Perhaps North Carolina Gov. Roy Cooper didn’t like being the only state in the union with gyms and fitness centers still closed.

Perhaps it was the fact that several national fitness chains had announced they were reopening their fitness centers in North Carolina despite Cooper’s executive order keeping them closed.

Perhaps Cooper found a fax from the North Carolina Department of Health and Human Services informing him that the science, the data and facts indicated he could safely reopen gyms.

For whatever reason, Cooper on Tuesday, Sept. 1 announced that he was going to allow gyms in North Carolina to crack their doors open on Friday, Sept. 4 beginning at 5 p.m.

The new executive order from Cooper, number 163, will allow gyms and other indoor fitness facilities such as yoga and dance studios, boxing clubs, skating rinks and bowling alleys to open at 30 percent capacity along with the other restrictions, masks, enhanced cleaning and the rest that have become a part of life during the coronavirus shutdown.

Museums and aquariums are allowed to open at 50 percent capacity. Retail businesses and restaurants remain limited to 50 percent of their official capacity.

The number of people allowed at a “mass gathering” was also increased from 10 to 25 for indoor gatherings and from 25 to 50 for outdoor gatherings.

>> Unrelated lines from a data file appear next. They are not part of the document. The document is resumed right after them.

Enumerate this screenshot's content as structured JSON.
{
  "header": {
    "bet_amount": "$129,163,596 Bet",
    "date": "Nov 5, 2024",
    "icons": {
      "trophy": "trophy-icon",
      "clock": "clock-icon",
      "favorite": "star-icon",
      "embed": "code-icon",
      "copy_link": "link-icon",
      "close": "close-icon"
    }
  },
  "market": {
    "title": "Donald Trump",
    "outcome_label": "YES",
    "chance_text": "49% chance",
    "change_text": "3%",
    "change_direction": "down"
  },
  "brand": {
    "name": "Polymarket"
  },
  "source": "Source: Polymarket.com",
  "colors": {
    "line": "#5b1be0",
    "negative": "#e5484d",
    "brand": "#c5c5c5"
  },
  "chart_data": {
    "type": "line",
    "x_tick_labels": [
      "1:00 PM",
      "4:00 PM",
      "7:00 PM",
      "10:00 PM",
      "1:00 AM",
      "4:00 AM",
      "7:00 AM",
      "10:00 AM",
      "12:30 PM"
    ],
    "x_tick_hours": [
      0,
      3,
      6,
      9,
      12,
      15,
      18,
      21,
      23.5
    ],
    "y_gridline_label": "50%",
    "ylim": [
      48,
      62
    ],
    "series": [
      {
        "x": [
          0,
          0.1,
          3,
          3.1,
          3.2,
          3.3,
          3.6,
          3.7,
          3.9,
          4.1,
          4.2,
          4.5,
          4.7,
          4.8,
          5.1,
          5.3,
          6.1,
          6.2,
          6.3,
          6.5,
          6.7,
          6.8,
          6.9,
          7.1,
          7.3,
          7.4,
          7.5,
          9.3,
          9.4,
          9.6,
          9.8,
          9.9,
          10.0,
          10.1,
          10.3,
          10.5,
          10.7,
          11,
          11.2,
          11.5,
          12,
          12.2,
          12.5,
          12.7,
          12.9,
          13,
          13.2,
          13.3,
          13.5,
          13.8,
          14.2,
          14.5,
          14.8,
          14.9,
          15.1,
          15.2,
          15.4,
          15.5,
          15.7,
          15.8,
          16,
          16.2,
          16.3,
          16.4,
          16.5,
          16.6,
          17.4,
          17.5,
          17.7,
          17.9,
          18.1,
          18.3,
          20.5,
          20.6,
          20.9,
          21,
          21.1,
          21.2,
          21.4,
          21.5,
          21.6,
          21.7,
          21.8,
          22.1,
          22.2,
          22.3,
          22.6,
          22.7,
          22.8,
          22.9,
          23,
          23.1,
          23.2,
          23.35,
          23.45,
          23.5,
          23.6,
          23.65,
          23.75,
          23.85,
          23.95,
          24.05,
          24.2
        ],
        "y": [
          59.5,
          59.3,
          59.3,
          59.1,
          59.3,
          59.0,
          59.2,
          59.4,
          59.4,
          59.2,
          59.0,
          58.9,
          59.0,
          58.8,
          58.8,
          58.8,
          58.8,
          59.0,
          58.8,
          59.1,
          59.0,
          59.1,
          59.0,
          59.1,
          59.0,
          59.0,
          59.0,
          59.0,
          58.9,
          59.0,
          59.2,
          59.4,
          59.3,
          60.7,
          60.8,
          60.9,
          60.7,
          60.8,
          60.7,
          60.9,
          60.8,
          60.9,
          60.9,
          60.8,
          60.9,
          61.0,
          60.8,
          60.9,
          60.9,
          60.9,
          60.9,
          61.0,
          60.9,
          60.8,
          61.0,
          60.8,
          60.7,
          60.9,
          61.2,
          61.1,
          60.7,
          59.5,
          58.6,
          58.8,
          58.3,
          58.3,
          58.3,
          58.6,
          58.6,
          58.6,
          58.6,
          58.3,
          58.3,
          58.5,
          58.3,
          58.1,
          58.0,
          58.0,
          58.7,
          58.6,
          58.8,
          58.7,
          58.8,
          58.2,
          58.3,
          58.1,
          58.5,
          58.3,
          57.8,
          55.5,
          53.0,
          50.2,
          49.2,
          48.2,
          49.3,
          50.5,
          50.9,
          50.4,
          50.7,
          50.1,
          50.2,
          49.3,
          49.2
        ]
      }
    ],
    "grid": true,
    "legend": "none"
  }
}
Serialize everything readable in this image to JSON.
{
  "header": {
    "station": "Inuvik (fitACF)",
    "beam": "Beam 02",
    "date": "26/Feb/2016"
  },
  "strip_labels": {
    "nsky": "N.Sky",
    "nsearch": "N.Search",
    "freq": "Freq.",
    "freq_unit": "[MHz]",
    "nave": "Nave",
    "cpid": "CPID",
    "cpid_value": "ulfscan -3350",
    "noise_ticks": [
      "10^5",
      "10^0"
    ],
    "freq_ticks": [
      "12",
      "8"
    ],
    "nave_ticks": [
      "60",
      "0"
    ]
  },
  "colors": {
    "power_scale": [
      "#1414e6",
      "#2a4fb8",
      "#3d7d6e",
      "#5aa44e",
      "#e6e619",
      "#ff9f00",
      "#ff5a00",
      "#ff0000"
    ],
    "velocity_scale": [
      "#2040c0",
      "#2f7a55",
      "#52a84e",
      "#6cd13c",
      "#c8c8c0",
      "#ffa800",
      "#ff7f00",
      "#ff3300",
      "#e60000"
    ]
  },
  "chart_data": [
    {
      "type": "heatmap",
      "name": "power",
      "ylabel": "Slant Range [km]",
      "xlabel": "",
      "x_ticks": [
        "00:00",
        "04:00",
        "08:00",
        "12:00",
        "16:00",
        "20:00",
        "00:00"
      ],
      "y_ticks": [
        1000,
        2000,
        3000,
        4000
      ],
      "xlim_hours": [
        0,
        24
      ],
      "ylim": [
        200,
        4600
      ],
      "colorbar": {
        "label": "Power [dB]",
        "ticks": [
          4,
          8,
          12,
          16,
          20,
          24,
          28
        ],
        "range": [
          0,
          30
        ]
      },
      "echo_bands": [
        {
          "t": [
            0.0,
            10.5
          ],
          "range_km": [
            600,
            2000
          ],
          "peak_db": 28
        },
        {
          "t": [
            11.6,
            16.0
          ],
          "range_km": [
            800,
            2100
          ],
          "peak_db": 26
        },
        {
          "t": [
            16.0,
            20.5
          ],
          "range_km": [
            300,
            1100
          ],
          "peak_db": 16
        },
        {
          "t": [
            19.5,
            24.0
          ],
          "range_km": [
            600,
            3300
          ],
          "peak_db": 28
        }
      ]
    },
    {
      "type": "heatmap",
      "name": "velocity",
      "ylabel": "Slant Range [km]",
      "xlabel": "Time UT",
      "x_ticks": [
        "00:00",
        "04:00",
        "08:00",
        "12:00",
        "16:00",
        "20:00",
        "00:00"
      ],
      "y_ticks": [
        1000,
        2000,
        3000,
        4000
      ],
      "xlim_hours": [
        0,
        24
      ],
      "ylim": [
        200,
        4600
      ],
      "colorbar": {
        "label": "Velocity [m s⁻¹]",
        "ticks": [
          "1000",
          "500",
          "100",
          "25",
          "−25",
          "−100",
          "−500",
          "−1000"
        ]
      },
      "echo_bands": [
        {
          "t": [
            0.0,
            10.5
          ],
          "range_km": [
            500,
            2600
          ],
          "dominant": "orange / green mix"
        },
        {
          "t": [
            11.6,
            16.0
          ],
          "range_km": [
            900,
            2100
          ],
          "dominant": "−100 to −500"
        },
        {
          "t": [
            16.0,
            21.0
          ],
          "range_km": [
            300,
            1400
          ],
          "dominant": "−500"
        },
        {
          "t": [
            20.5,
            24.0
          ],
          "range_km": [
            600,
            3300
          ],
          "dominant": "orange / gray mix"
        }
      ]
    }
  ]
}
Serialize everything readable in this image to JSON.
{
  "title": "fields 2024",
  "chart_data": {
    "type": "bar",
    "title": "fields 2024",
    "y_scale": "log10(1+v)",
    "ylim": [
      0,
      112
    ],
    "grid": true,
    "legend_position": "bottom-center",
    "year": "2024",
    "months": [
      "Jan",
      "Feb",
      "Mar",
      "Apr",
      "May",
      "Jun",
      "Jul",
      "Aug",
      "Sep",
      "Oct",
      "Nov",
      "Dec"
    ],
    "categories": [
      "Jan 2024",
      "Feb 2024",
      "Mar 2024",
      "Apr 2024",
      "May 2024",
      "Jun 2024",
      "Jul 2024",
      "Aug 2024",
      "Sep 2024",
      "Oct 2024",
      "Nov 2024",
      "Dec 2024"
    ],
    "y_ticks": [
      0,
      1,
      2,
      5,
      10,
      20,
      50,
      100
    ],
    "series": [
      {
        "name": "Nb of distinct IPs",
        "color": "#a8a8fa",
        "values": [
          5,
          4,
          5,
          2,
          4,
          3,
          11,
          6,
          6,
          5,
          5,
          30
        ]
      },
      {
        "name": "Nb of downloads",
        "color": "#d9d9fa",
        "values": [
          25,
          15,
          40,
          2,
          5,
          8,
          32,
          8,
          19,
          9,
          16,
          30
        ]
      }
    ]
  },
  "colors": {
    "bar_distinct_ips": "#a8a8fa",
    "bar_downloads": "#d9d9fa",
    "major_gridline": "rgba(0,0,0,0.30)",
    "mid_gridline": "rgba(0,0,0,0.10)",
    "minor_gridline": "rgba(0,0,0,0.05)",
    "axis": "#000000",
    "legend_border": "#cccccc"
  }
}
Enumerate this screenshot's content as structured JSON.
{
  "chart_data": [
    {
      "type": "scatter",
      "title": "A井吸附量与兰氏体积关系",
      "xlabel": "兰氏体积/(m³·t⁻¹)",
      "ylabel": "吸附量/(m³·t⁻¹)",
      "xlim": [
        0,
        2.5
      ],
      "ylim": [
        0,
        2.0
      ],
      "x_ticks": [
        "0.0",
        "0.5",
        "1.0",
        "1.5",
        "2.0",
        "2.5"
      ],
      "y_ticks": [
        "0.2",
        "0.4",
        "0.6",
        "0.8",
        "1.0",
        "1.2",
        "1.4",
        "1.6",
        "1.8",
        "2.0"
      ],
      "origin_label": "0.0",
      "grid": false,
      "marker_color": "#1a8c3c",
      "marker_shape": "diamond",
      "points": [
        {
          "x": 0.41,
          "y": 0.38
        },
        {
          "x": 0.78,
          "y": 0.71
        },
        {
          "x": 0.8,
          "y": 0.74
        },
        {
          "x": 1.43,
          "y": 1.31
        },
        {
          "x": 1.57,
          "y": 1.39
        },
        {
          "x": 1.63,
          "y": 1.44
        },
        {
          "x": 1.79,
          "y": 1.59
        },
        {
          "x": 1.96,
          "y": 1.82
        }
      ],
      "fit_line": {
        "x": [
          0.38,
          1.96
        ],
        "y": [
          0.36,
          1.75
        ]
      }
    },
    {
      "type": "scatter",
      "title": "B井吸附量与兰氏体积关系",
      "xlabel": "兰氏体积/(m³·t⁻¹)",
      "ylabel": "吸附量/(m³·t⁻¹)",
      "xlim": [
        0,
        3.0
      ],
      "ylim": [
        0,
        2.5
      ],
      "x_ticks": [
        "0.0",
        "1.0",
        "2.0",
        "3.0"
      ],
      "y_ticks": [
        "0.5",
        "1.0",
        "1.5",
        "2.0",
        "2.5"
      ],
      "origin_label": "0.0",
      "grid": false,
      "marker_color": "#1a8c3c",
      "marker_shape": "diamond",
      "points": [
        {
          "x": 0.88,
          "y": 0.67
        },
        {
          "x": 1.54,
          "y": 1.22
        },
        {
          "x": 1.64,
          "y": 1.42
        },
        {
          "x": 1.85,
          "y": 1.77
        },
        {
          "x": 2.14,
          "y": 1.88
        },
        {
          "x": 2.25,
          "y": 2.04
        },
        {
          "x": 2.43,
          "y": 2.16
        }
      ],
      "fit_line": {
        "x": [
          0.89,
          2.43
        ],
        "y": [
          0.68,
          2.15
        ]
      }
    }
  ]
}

This limit of 50 people continues to apply to stadiums and arenas, even those where the official capacity is above 50,000, but does not apply to the government or to educational institutions.

Playgrounds can reopen but entertainment facilities including movie theaters and amusement parks cannot.

Lt. Gov. Dan Forest, who is the Republican candidate for governor running against Cooper, in a press release said, “Is this decision based on science or politics? The science has shown for months that gyms, playgrounds and bowling alleys are safe. It must be the politics and polling that is changing with this new decision. The same holds true for other businesses and for schools. Other states have their businesses and schools open. It’s time for fear and panic to be replaced with hope and opportunity. It’s time for Gov. Cooper to actually protect the most vulnerable and give North Carolinians their freedoms and livelihoods back.”